Davis adds that the advent of larger, higher resolution television screens has helped. “There’s much more of an appetite for things that are darker and living in the shadows, and if it suits the material, I think the audience are very up for that,” he says.
The production used PIX, the industry standard production management platform, to communicate during the shoot. “That’s how Martin and our producers were watching the material,” says Davis. “It was difficult on such a remote location with no lab facility close by, and we were literally quarantined on an island. We didn’t have a great deal of Wi-Fi bandwidth, but there were a couple places where we could boost it up. PIX worked really well for us in that situation. The image quality has come a long way. They’ve dealt with the compression issues quite well, which was important given how we were working at the bottom end of what the camera can do.”
Goldcrest in London handled the digital-film-digital workflow under Davis’s supervision. CineLab was also a key player in the process, including dailies. Davis sees the technique as the wave of the future. Theoretically, he says, different film stocks could be used in the post process to create the right look for certain scenes. In the case of Banshees, he chose fine grain negative because the effect was filmic yet not overwhelming.
“It’s at the forefront of cinematography at the moment,” says Davis. “We did our first basic pass on the DI and then shipped the digital neg off for the creation of a film neg using fine grain stock. That was scanned back in, and the work we had already done in the DI was applied. In some cases, you build in a little offset, but it comes in pretty close. And then we did some final tweaks based on that. When we were doing the final DI, we could choose whether to use the original digital shot. For some of the big wide shot with small characters far away, if we felt we lost a little bit of the character, we could use the digital shot without the film process, for additional clarity.”
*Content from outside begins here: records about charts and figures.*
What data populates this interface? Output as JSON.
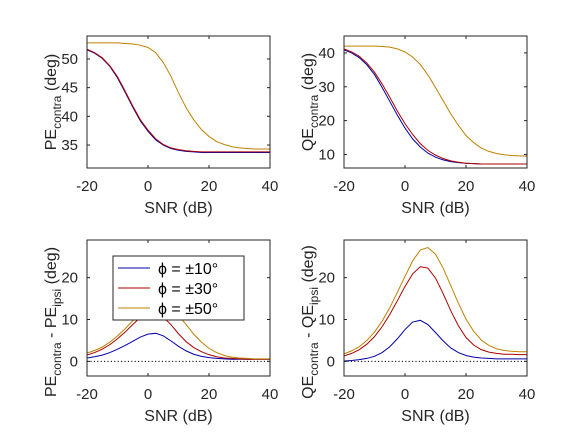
{
  "chart_data": [
    {
      "type": "line",
      "xlabel": "SNR (dB)",
      "ylabel": {
        "main": "PE",
        "sub": "contra",
        "suffix": " (deg)"
      },
      "xlim": [
        -20,
        40
      ],
      "ylim": [
        31,
        54
      ],
      "xticks": [
        "-20",
        "0",
        "20",
        "40"
      ],
      "yticks": [
        "35",
        "40",
        "45",
        "50"
      ],
      "x": [
        -20,
        -17.5,
        -15,
        -12.5,
        -10,
        -7.5,
        -5,
        -2.5,
        0,
        2.5,
        5,
        7.5,
        10,
        12.5,
        15,
        17.5,
        20,
        22.5,
        25,
        27.5,
        30,
        32.5,
        35,
        37.5,
        40
      ],
      "series": [
        {
          "color": "#0000aa",
          "values": [
            51.6,
            51.0,
            50.1,
            48.7,
            46.7,
            44.2,
            41.6,
            39.2,
            37.4,
            35.9,
            35.0,
            34.4,
            34.1,
            33.9,
            33.8,
            33.7,
            33.7,
            33.7,
            33.7,
            33.7,
            33.7,
            33.7,
            33.7,
            33.7,
            33.7
          ]
        },
        {
          "color": "#aa0000",
          "values": [
            51.7,
            51.1,
            50.2,
            48.8,
            46.9,
            44.4,
            41.8,
            39.4,
            37.6,
            36.1,
            35.1,
            34.5,
            34.2,
            34.0,
            33.9,
            33.8,
            33.8,
            33.8,
            33.8,
            33.8,
            33.8,
            33.8,
            33.8,
            33.8,
            33.8
          ]
        },
        {
          "color": "#c08000",
          "values": [
            52.8,
            52.8,
            52.8,
            52.8,
            52.8,
            52.7,
            52.6,
            52.4,
            52.0,
            51.1,
            49.4,
            47.0,
            44.1,
            41.5,
            39.4,
            37.7,
            36.5,
            35.6,
            35.1,
            34.7,
            34.5,
            34.4,
            34.3,
            34.3,
            34.3
          ]
        }
      ]
    },
    {
      "type": "line",
      "xlabel": "SNR (dB)",
      "ylabel": {
        "main": "QE",
        "sub": "contra",
        "suffix": " (deg)"
      },
      "xlim": [
        -20,
        40
      ],
      "ylim": [
        6,
        45
      ],
      "xticks": [
        "-20",
        "0",
        "20",
        "40"
      ],
      "yticks": [
        "10",
        "20",
        "30",
        "40"
      ],
      "x": [
        -20,
        -17.5,
        -15,
        -12.5,
        -10,
        -7.5,
        -5,
        -2.5,
        0,
        2.5,
        5,
        7.5,
        10,
        12.5,
        15,
        17.5,
        20,
        22.5,
        25,
        27.5,
        30,
        32.5,
        35,
        37.5,
        40
      ],
      "series": [
        {
          "color": "#0000aa",
          "values": [
            40.9,
            40.0,
            38.6,
            36.5,
            33.6,
            29.8,
            25.7,
            21.6,
            17.8,
            14.6,
            12.2,
            10.4,
            9.2,
            8.4,
            7.9,
            7.6,
            7.4,
            7.3,
            7.2,
            7.2,
            7.2,
            7.2,
            7.2,
            7.2,
            7.2
          ]
        },
        {
          "color": "#aa0000",
          "values": [
            41.2,
            40.3,
            39.0,
            37.0,
            34.3,
            30.8,
            26.9,
            22.8,
            19.1,
            15.9,
            13.2,
            11.2,
            9.8,
            8.8,
            8.1,
            7.7,
            7.4,
            7.3,
            7.2,
            7.2,
            7.2,
            7.2,
            7.2,
            7.2,
            7.2
          ]
        },
        {
          "color": "#c08000",
          "values": [
            42.0,
            42.0,
            42.0,
            42.0,
            42.0,
            41.9,
            41.7,
            41.2,
            40.3,
            38.8,
            36.6,
            33.5,
            29.8,
            25.9,
            22.0,
            18.6,
            15.6,
            13.5,
            11.9,
            10.9,
            10.3,
            9.9,
            9.7,
            9.6,
            9.5
          ]
        }
      ]
    },
    {
      "type": "line",
      "xlabel": "SNR (dB)",
      "ylabel": {
        "main": "PE",
        "sub": "contra",
        "mid": " - PE",
        "sub2": "ipsi",
        "suffix": " (deg)"
      },
      "xlim": [
        -20,
        40
      ],
      "ylim": [
        -3.5,
        29
      ],
      "xticks": [
        "-20",
        "0",
        "20",
        "40"
      ],
      "yticks": [
        "0",
        "10",
        "20"
      ],
      "x": [
        -20,
        -17.5,
        -15,
        -12.5,
        -10,
        -7.5,
        -5,
        -2.5,
        0,
        2.5,
        5,
        7.5,
        10,
        12.5,
        15,
        17.5,
        20,
        22.5,
        25,
        27.5,
        30,
        32.5,
        35,
        37.5,
        40
      ],
      "reference_line": 0,
      "legend": {
        "position": "top-right",
        "entries": [
          "ϕ = ±10°",
          "ϕ = ±30°",
          "ϕ = ±50°"
        ]
      },
      "series": [
        {
          "color": "#0000aa",
          "values": [
            0.8,
            1.1,
            1.5,
            2.1,
            2.9,
            3.8,
            4.8,
            5.8,
            6.5,
            6.7,
            6.1,
            4.9,
            3.6,
            2.5,
            1.7,
            1.2,
            0.9,
            0.7,
            0.6,
            0.5,
            0.5,
            0.5,
            0.5,
            0.5,
            0.5
          ]
        },
        {
          "color": "#aa0000",
          "values": [
            1.5,
            2.1,
            2.9,
            4.0,
            5.4,
            7.0,
            8.8,
            10.5,
            11.5,
            11.6,
            10.6,
            8.8,
            6.6,
            4.7,
            3.3,
            2.3,
            1.6,
            1.1,
            0.8,
            0.7,
            0.6,
            0.5,
            0.5,
            0.5,
            0.5
          ]
        },
        {
          "color": "#c08000",
          "values": [
            2.0,
            2.6,
            3.4,
            4.6,
            6.1,
            7.8,
            9.7,
            11.3,
            12.6,
            13.4,
            13.6,
            12.6,
            11.0,
            8.8,
            6.5,
            4.6,
            3.1,
            2.1,
            1.4,
            1.0,
            0.8,
            0.7,
            0.6,
            0.6,
            0.6
          ]
        }
      ]
    },
    {
      "type": "line",
      "xlabel": "SNR (dB)",
      "ylabel": {
        "main": "QE",
        "sub": "contra",
        "mid": " - QE",
        "sub2": "ipsi",
        "suffix": " (deg)"
      },
      "xlim": [
        -20,
        40
      ],
      "ylim": [
        -3.5,
        29
      ],
      "xticks": [
        "-20",
        "0",
        "20",
        "40"
      ],
      "yticks": [
        "0",
        "10",
        "20"
      ],
      "x": [
        -20,
        -17.5,
        -15,
        -12.5,
        -10,
        -7.5,
        -5,
        -2.5,
        0,
        2.5,
        5,
        7.5,
        10,
        12.5,
        15,
        17.5,
        20,
        22.5,
        25,
        27.5,
        30,
        32.5,
        35,
        37.5,
        40
      ],
      "reference_line": 0,
      "series": [
        {
          "color": "#0000aa",
          "values": [
            0.1,
            0.2,
            0.4,
            0.7,
            1.2,
            2.1,
            3.5,
            5.4,
            7.6,
            9.4,
            9.8,
            8.8,
            6.9,
            4.9,
            3.2,
            2.1,
            1.4,
            1.0,
            0.8,
            0.7,
            0.6,
            0.6,
            0.6,
            0.6,
            0.6
          ]
        },
        {
          "color": "#aa0000",
          "values": [
            1.3,
            1.9,
            2.8,
            4.1,
            5.9,
            8.3,
            11.2,
            14.5,
            17.9,
            20.9,
            22.6,
            22.3,
            19.9,
            16.2,
            12.1,
            8.5,
            5.7,
            3.9,
            2.8,
            2.2,
            1.9,
            1.7,
            1.7,
            1.6,
            1.6
          ]
        },
        {
          "color": "#c08000",
          "values": [
            1.8,
            2.5,
            3.5,
            5.0,
            7.0,
            9.6,
            12.8,
            16.5,
            20.3,
            24.0,
            26.6,
            27.2,
            25.6,
            22.3,
            18.1,
            13.9,
            10.1,
            7.2,
            5.1,
            3.8,
            3.0,
            2.6,
            2.4,
            2.3,
            2.3
          ]
        }
      ]
    }
  ]
}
One example, perhaps Davis’s favourite shot in the film, is the scene in which Siobhan (Condon), in the distance and framed by the sea and the foreground landscape, strides purposefully across the beach on her way to her home to confront Pádraic (Farrell). Despite her small size in the frame, something essential about her character is communicated by the tiny, billowing figure.
The Banshees of Inisherin premiered at the Venice Film Festival in September 2022, where it met with a 15-minute standing ovation. It also took honours at the British Academy Film Awards for Outstanding British Film.
Davis is currently in post on Wicked Little Letters, a feature film that takes place in roughly the same 1920s time period. He plans to go with the digital-film-digital workflow once again, but this time, he is considering a slightly more aggressive approach, using a 250 Daylight film stock for the negative step.